Ганька молчал, плевал на воду и любовался, как крошечные рыбки подскакивали и глотали его белую, творожную слюну.

Позади Ганьки на корточках сидел матрос Леонтий Щеткин. Глаза, как у совы, круглые, водянистые, когда надо — добрые, а когда и жестокие. Острижен наголо; широкая открытая грудь загорела, как медный таз. Щеткин молча озирался кругом, пускал залпами махорочный дым и долбил себя кулаком по колену…

Около самых его ног на куче сена покоилась черная кудрявая голова Танчука, лихого наездника, красивого бледнолицего белоруса.
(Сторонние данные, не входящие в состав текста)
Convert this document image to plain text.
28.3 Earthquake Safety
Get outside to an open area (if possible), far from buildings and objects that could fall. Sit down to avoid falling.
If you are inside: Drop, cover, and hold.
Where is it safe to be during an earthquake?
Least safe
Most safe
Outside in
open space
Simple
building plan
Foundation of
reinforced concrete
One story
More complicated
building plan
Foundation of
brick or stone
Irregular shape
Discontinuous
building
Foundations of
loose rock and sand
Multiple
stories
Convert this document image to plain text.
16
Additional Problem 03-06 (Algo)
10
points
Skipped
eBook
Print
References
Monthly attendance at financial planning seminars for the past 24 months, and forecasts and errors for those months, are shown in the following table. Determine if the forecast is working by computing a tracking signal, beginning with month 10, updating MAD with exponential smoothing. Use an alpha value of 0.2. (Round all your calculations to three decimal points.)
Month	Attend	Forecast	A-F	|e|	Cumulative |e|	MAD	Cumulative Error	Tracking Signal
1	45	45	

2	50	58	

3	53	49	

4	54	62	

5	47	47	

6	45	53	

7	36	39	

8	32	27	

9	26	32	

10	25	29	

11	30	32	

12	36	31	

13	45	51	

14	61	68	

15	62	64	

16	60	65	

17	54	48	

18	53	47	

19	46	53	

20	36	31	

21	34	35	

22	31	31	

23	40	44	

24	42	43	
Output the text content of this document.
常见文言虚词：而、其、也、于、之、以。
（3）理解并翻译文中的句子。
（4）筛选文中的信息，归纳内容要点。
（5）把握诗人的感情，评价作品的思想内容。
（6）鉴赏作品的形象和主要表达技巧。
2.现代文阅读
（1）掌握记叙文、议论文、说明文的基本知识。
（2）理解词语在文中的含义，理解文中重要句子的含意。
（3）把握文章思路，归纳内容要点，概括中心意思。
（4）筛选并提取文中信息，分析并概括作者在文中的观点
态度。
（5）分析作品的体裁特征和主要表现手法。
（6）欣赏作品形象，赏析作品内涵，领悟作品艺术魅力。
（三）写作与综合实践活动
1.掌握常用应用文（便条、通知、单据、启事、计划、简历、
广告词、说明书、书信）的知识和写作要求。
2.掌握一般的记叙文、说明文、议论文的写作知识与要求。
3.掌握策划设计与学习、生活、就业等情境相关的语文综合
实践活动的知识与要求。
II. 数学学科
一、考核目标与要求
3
Самым дорогим существом на этой барже был для Танчука его пегий конь, именем Юсь.

Отчего он назвал его Юсь — и сам объяснить не мог, но уж, верно, потому, что когда Танчук произносил часто: Юсь-юсь-юсь — получался свист, и это ему нравилось: он начинал прихлопывать, притоптывать и высвистывать плясовую. Дважды раненный, Юсь неоднократно спасал жизнь своему бледнолицему седоку и уносил его даже от быстроногих казацких коней.